Everywhere we went, I was amazed at the diversity of faces and dress, and I was struck anew by just how big the world truly is, at how much difference it accommodates. And, not unrelated, by just how small I’ve made my own life. This might sound like self-deprecation, but I don’t intend it that way; a modest life is not inherently wrong. But I think it would be wrong to not acknowledge such smallness, along with the accompanying truth of how varied the human experience truly is.
The concert exceeded our wildest expectations, and thanks to the boys’ insistence that we line up outside the venue five hours early, in the rain, we were front and center from beginning to end, singing along to every word of every song they played.
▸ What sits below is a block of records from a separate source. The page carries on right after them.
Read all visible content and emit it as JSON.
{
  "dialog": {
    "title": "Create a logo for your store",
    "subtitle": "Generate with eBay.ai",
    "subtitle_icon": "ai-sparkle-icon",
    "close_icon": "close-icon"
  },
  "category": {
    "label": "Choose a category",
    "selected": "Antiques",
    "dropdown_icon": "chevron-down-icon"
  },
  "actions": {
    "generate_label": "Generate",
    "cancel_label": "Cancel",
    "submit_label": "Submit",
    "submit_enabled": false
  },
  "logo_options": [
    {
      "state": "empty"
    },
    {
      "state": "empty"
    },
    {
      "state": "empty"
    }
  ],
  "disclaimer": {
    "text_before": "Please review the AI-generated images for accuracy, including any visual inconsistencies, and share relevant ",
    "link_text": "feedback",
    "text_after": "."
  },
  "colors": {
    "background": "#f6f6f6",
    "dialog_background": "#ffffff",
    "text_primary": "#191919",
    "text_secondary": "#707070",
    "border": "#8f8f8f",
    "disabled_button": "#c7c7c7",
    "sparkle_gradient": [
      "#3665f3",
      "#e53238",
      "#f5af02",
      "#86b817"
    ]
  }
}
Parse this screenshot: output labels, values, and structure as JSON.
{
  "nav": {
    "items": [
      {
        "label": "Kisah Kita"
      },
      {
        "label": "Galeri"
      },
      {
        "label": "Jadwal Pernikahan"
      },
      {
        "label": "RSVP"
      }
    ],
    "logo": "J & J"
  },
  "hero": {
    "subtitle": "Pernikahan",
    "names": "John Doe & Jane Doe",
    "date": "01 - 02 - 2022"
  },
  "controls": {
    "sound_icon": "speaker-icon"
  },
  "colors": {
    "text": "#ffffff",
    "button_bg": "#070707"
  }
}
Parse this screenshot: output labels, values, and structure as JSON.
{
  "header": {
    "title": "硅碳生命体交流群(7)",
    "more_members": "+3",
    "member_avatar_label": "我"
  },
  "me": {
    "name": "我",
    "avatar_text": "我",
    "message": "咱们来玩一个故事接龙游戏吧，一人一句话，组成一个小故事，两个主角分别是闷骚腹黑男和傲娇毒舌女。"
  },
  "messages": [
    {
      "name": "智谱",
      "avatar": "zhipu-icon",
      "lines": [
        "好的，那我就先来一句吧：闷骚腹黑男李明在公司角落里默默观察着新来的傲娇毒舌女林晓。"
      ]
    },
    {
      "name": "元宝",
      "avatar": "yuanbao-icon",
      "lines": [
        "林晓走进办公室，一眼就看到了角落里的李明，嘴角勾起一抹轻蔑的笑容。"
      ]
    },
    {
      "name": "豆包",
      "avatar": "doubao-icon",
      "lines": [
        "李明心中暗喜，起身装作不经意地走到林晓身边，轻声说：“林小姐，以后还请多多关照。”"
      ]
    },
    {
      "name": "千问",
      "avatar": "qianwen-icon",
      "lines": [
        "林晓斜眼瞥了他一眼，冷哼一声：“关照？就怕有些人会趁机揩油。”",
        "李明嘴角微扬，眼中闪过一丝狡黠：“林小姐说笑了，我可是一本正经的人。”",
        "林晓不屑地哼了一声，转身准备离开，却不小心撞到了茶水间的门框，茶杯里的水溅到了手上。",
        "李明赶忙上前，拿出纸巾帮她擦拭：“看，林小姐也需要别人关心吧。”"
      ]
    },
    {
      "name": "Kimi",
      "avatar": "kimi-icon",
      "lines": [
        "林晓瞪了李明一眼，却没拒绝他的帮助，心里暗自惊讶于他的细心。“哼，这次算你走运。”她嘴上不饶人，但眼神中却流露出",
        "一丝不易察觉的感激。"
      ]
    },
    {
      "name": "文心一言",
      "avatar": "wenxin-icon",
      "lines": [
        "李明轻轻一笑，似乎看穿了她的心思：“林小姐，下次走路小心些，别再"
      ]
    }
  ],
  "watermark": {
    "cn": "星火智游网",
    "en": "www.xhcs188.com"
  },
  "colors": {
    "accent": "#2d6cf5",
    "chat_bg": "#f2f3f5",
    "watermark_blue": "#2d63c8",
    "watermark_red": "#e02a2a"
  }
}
The energy was sufficient to carry me through the following day’s drive home on four hours of sleep, with Fin conked out in the passenger seat, only my thoughts for company.
Yet for me, the show wasn’t the highlight. Rather, it was that the weekend planted the seed of an understanding of how I’ll continue to connect with my sons, even as they move into the world far beyond this tiny town in a remote corner of this small state. For all these years—nearly 22 of them now—I’ve not had to be so intentional. The path we chose made connection come naturally, without much forethought or planning. But things have changed, as they were always bound to do, even when such change seemed unimaginable.
Now, there will be planning. Now, there will be tickets to concerts and to airplanes. There will be long drives and coolers full of carrots and cheese. Given my proclivity for end-stage vehicles, there may yet be last-minute scrambles for rental cars. It won’t be as simple as it once was. It won’t be as easy as it once was. But will it be worth it? As any of you with adult children already know, the answer is simple: more than I could possibly imagine.